Field of Application
The main applications of melting in the food industry are in chocolate molding, the production of processed cheese, the processing of oils and fats and the recovery of animal fat from meat residues.
Techniques, methods and equipment
Proccessing kettles are used for melting. These can be operated either batch-wise or continuously. Heating may be carried out by direct steam injection or indirectly by steam jackets. Processing kettles are available in various sizes and shapes. In continuous processing, scraped surface heat exchangers are applied. Som typical examples of melting processes are described below:
a) Melting in the production of processed cheese
Milled cheese and other ingredients are put into a processing kettle and heated to a temperatur normally not less than 75°C to ensure a complete pasteurisation of the processed cheese. Agitation durig processing is important for a complete emulsification of the processed cheese.
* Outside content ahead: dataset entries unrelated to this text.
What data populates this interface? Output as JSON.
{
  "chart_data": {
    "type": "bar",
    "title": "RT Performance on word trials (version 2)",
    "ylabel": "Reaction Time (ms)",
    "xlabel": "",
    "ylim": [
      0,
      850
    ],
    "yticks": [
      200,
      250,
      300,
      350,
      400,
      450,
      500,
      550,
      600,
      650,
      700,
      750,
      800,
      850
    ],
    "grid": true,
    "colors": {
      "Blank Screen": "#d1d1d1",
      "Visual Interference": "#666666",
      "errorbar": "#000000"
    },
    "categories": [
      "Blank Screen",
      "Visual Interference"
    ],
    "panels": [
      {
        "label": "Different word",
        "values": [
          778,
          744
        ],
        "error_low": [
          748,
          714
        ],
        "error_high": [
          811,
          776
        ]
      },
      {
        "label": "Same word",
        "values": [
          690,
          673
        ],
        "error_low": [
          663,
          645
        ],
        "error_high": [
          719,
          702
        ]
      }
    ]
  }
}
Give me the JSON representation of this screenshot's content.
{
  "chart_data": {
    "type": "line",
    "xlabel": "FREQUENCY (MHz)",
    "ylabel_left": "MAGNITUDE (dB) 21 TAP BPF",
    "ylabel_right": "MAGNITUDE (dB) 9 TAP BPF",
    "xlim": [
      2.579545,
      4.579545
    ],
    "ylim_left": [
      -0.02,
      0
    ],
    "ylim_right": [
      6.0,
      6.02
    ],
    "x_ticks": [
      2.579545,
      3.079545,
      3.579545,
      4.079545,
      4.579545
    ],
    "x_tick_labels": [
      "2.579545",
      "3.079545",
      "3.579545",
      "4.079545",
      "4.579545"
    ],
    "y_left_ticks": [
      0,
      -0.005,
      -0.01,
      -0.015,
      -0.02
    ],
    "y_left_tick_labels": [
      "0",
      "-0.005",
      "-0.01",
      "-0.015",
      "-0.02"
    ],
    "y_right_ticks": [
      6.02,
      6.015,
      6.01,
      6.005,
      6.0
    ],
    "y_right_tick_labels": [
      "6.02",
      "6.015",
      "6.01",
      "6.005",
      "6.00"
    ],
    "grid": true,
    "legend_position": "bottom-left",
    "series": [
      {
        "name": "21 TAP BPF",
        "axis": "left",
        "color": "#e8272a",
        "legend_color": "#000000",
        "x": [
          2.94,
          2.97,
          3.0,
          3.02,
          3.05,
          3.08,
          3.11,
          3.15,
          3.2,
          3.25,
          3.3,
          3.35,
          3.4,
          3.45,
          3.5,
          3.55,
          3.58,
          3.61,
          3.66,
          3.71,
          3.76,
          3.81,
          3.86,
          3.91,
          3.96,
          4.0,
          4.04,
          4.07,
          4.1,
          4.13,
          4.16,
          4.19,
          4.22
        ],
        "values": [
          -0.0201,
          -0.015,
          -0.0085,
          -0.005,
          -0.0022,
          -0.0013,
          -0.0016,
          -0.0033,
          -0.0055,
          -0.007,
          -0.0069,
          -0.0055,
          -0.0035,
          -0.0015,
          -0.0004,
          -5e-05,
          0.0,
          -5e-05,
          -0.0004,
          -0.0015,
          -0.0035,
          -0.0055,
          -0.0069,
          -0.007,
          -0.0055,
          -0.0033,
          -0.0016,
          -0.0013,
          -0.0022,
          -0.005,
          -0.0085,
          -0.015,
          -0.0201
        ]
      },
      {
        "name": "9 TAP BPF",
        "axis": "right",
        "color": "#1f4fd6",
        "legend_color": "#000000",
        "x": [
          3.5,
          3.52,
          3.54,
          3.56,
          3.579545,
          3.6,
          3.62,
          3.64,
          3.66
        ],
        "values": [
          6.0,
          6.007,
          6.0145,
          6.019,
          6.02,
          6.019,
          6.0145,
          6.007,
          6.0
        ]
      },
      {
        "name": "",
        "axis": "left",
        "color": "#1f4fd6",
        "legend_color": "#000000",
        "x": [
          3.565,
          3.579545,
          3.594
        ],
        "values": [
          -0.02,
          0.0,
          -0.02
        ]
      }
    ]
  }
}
The temperatur and duration of the process depends on the type of processed cheese aimed for and the nature of the raw cheese.
b) Melting to recover fat from meat residues
To recover fat from meat residues two process methods are used: wet melting or dry melting. In the wet melting process, the raw material is heated in the process kettle by direct steam injection to a temperature of about 90°C. This results in a watery phase and a fat containing phase. The phases are separated by decantation and centrifugation.
In the dry melting process, the raw material is indirectly heated in the processing kettle (a kettle with a steam jacket). All the water which evaporates is removed from the kettle (under vacuum). The liquid phase (molten fat) and dry phase (fat free meat residue) are separated by decantation.